Он прижал ее к себе еще теснее, хотя ближе уже было некуда, сплетая свои ноги с ее ногами, ритмично надавливая коленом между ними, пока это не принесло ей знакомых ощущений. Он понял, что одержал еще одну победу, и последовали новые возбуждающие движения. Она слабо пыталась отвергнуть их, но он двигался настойчиво и хитро.
— Почувствуй меня, — проникновенно нашептывал он прямо ей в ухо. — Это Хью обнимает тебя, доставляет тебе удовольствие. Это твой старый друг, твой новый любовник, твой будущий муж.
— Нет.
— Что за слабый, едва различимый звук! Я не слышу его.
Он шутил, и это нисколько не выводило ее из себя, как прежде.
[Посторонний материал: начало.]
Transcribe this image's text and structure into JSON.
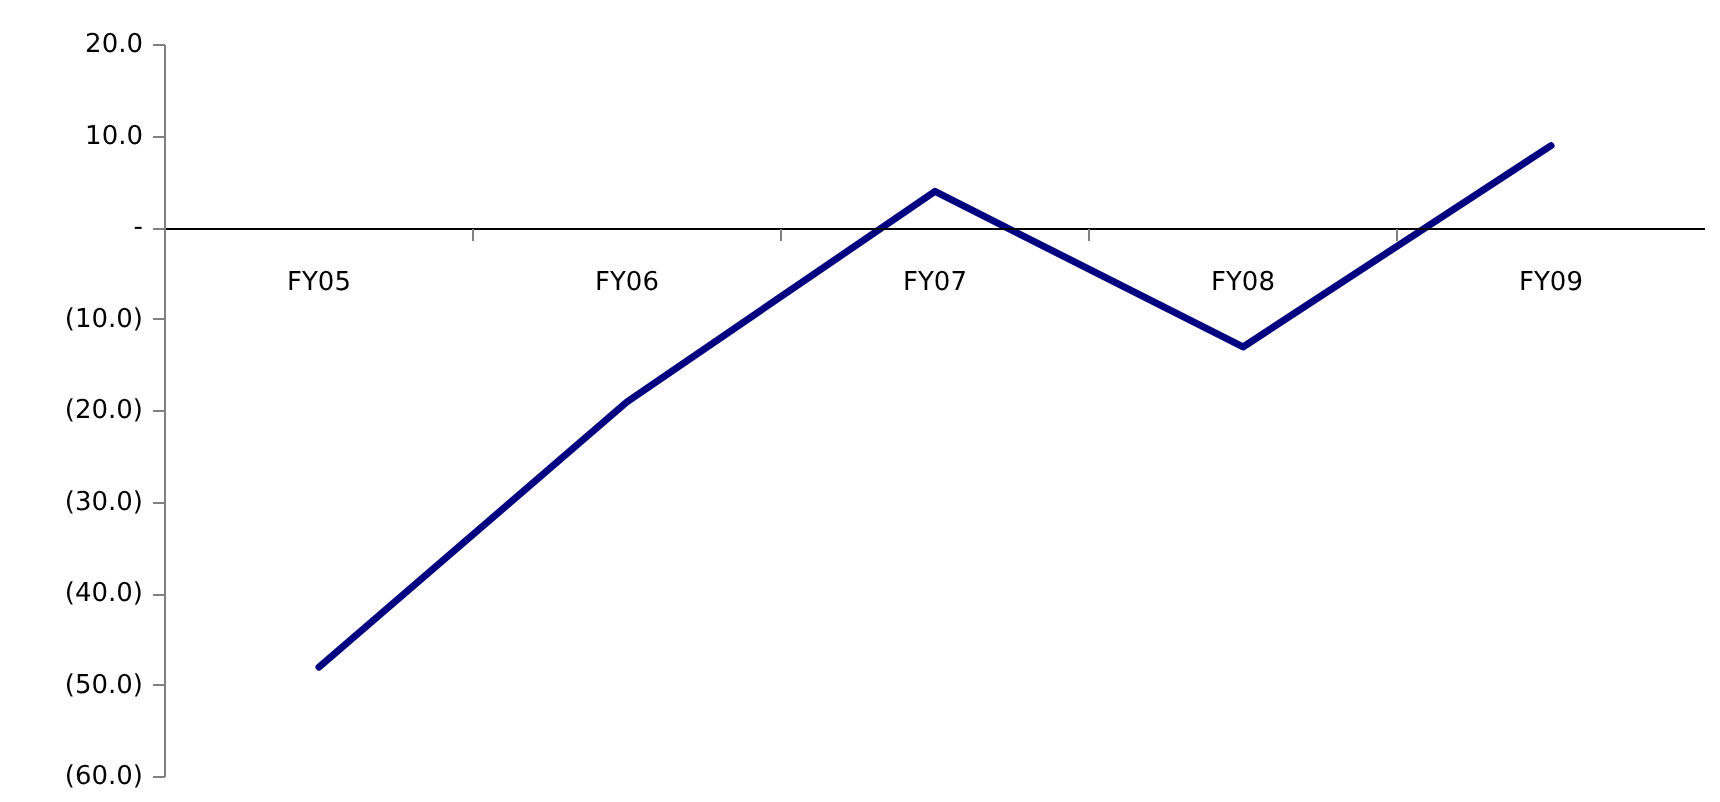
{
  "chart_data": {
    "type": "line",
    "categories": [
      "FY05",
      "FY06",
      "FY07",
      "FY08",
      "FY09"
    ],
    "series": [
      {
        "color": "#000080",
        "values": [
          -48,
          -19,
          4,
          -13,
          9
        ]
      }
    ],
    "ylim": [
      -60,
      20
    ],
    "yticks": [
      {
        "value": -60,
        "label": "(60.0)"
      },
      {
        "value": -50,
        "label": "(50.0)"
      },
      {
        "value": -40,
        "label": "(40.0)"
      },
      {
        "value": -30,
        "label": "(30.0)"
      },
      {
        "value": -20,
        "label": "(20.0)"
      },
      {
        "value": -10,
        "label": "(10.0)"
      },
      {
        "value": 0,
        "label": "-"
      },
      {
        "value": 10,
        "label": "10.0"
      },
      {
        "value": 20,
        "label": "20.0"
      }
    ],
    "grid": false,
    "marker": "none",
    "line_style": "solid"
  }
}
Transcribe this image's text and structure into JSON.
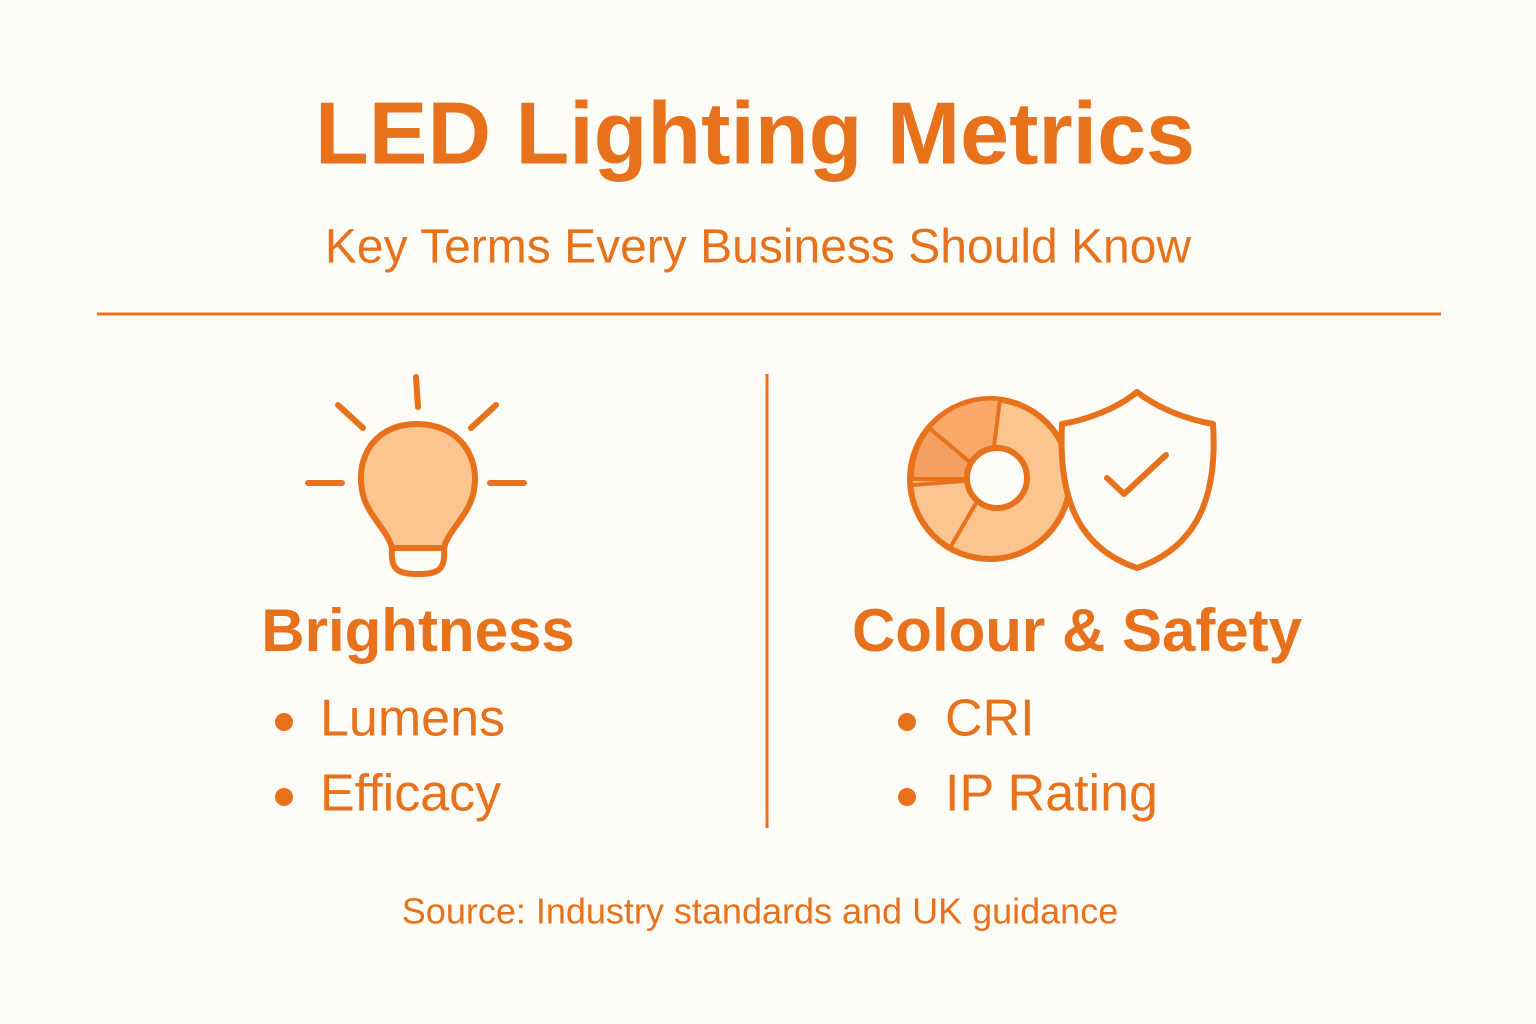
{
  "header": {
    "title": "LED Lighting Metrics",
    "subtitle": "Key Terms Every Business Should Know"
  },
  "columns": [
    {
      "heading": "Brightness",
      "items": [
        "Lumens",
        "Efficacy"
      ]
    },
    {
      "heading": "Colour & Safety",
      "items": [
        "CRI",
        "IP Rating"
      ]
    }
  ],
  "source": "Source: Industry standards and UK guidance"
}
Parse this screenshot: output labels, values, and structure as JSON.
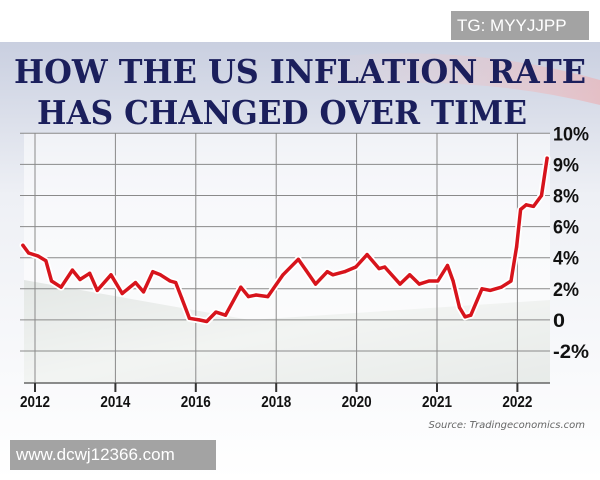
{
  "overlays": {
    "top_tag": "TG: MYYJJPP",
    "bottom_watermark": "www.dcwj12366.com"
  },
  "chart_data": {
    "type": "line",
    "title_line1": "HOW THE US INFLATION RATE",
    "title_line2": "HAS CHANGED OVER TIME",
    "source": "Source: Tradingeconomics.com",
    "xlabel": "",
    "ylabel": "",
    "x_ticks": [
      {
        "value": 2012,
        "label": "2012"
      },
      {
        "value": 2014,
        "label": "2014"
      },
      {
        "value": 2016,
        "label": "2016"
      },
      {
        "value": 2018,
        "label": "2018"
      },
      {
        "value": 2020,
        "label": "2020"
      },
      {
        "value": 2021,
        "label": "2021"
      },
      {
        "value": 2022,
        "label": "2022"
      }
    ],
    "y_ticks": [
      {
        "value": -2,
        "label": "-2%"
      },
      {
        "value": 0,
        "label": "0"
      },
      {
        "value": 2,
        "label": "2%"
      },
      {
        "value": 4,
        "label": "4%"
      },
      {
        "value": 6,
        "label": "6%"
      },
      {
        "value": 8,
        "label": "8%"
      },
      {
        "value": 9,
        "label": "9%"
      },
      {
        "value": 10,
        "label": "10%"
      }
    ],
    "grid": true,
    "colors": {
      "line": "#d7141c",
      "title": "#1b1f5c",
      "grid": "#8a8a8a"
    },
    "series": [
      {
        "name": "US inflation rate (%)",
        "x": [
          2011.7,
          2011.84,
          2012.08,
          2012.27,
          2012.41,
          2012.65,
          2012.93,
          2013.12,
          2013.36,
          2013.55,
          2013.89,
          2014.17,
          2014.5,
          2014.7,
          2014.93,
          2015.12,
          2015.36,
          2015.5,
          2015.65,
          2015.84,
          2016.08,
          2016.27,
          2016.5,
          2016.74,
          2017.12,
          2017.31,
          2017.5,
          2017.79,
          2018.17,
          2018.55,
          2018.74,
          2018.98,
          2019.27,
          2019.41,
          2019.7,
          2019.98,
          2020.13,
          2020.28,
          2020.35,
          2020.54,
          2020.66,
          2020.78,
          2020.9,
          2021.01,
          2021.13,
          2021.2,
          2021.28,
          2021.35,
          2021.42,
          2021.56,
          2021.66,
          2021.8,
          2021.92,
          2021.99,
          2022.04,
          2022.11,
          2022.2,
          2022.3,
          2022.37
        ],
        "y": [
          4.8,
          4.3,
          4.1,
          3.8,
          2.5,
          2.1,
          3.2,
          2.6,
          3.0,
          1.9,
          2.9,
          1.7,
          2.4,
          1.8,
          3.1,
          2.9,
          2.5,
          2.4,
          1.4,
          0.1,
          0.0,
          -0.1,
          0.5,
          0.3,
          2.1,
          1.5,
          1.6,
          1.5,
          2.9,
          3.9,
          3.2,
          2.3,
          3.1,
          2.9,
          3.1,
          3.4,
          4.2,
          3.3,
          3.4,
          2.3,
          2.9,
          2.3,
          2.5,
          2.5,
          3.5,
          2.5,
          0.8,
          0.2,
          0.3,
          2.0,
          1.9,
          2.1,
          2.5,
          4.7,
          7.1,
          7.4,
          7.3,
          8.0,
          9.2
        ]
      }
    ]
  }
}
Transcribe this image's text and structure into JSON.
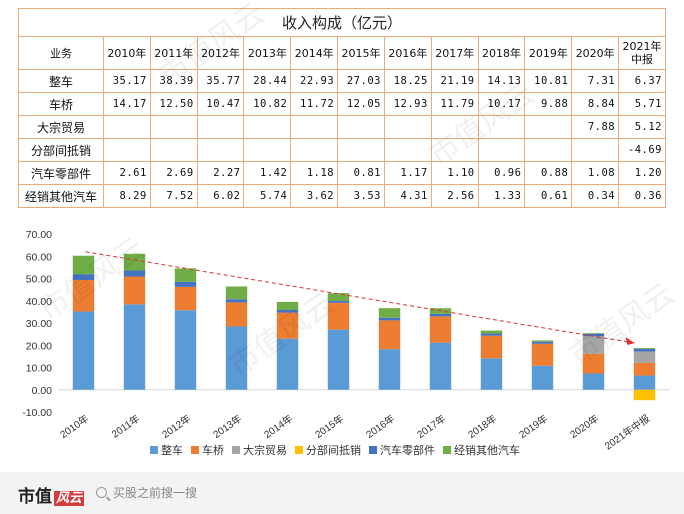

Его руки — сколько их у него? — блуждали по изгибу ее шеи, по ее плечам, по всему ее телу, спустившись к бедрам, где вдруг замерли. Она настолько прониклась им, что даже ощутила острую боль его раны. Она почувствовала, как оба они слились в одно целое. Он был чародеем, который всецело поглотил ее. Эдлин, кажется, полностью растворилась в его желаниях, в его крови, в его душе.
— Я освобождаю твою страсть, — едва слышно говорил он. — Так долго гонимую, такую голодную и требовательную. — Его колено снова ритмично задвигалось. — Когда ты ощутишь…
Она с усилием заставила себя сказать:
— Никогда.
Он неожиданно перестал двигаться, перестал дышать и вообще замер в такой неподвижности, что она открыла глаза и изумленно посмотрела на него.
Она видела его лежащим без сознания. Она видела его страдающим от боли. Она видела его выздоравливающим. Она видела его любопытствующим. Но она никогда не видела его столь непреклонным, однако теперь он был именно таким.
Его спокойный пристальный взгляд встретился с ее глазами. Он бесстрастно промолвил:
— Я не собираюсь оставлять тебя. Я Не собираюсь позволить тебе уйти. Я буду держать тебя до тех пор, пока ты не ответишь на мои ласки со всей страстью, на какую ты способна, или до тех пор, пока мы оба не умрем здесь от голода и жажды.
Ей хотелось сказать ему, что это невозможно. Кто-нибудь явится за ней, когда понадобятся новые лекарства. И любовники на самом деле не умирают в объятиях друг друга, несмотря на романтические небылицы.
Однако, внимательно вглядевшись в выражение его лица, напоминающего мастифа, настигшего добычу, она подумала, что, пожалуй, лучше уступить. Тогда все закончится, она освободится, и он снова удостоверится в своей непоколебимой мужественности.
В конце концов, это именно то, вокруг чего все и вертится, не так ли? Женщина не поддается ему, и его хрупкое мужское достоинство мгновенно разбивается вдребезги. Хотя он и не выглядит особенно разбитым. Он выглядит терпеливым и настойчивым, а это еще хуже. Ей вовсе не хотелось сдаваться, но в своей жизни ей приходилось делать много такого, чего ей не хотелось. В конце концов, такова женская доля.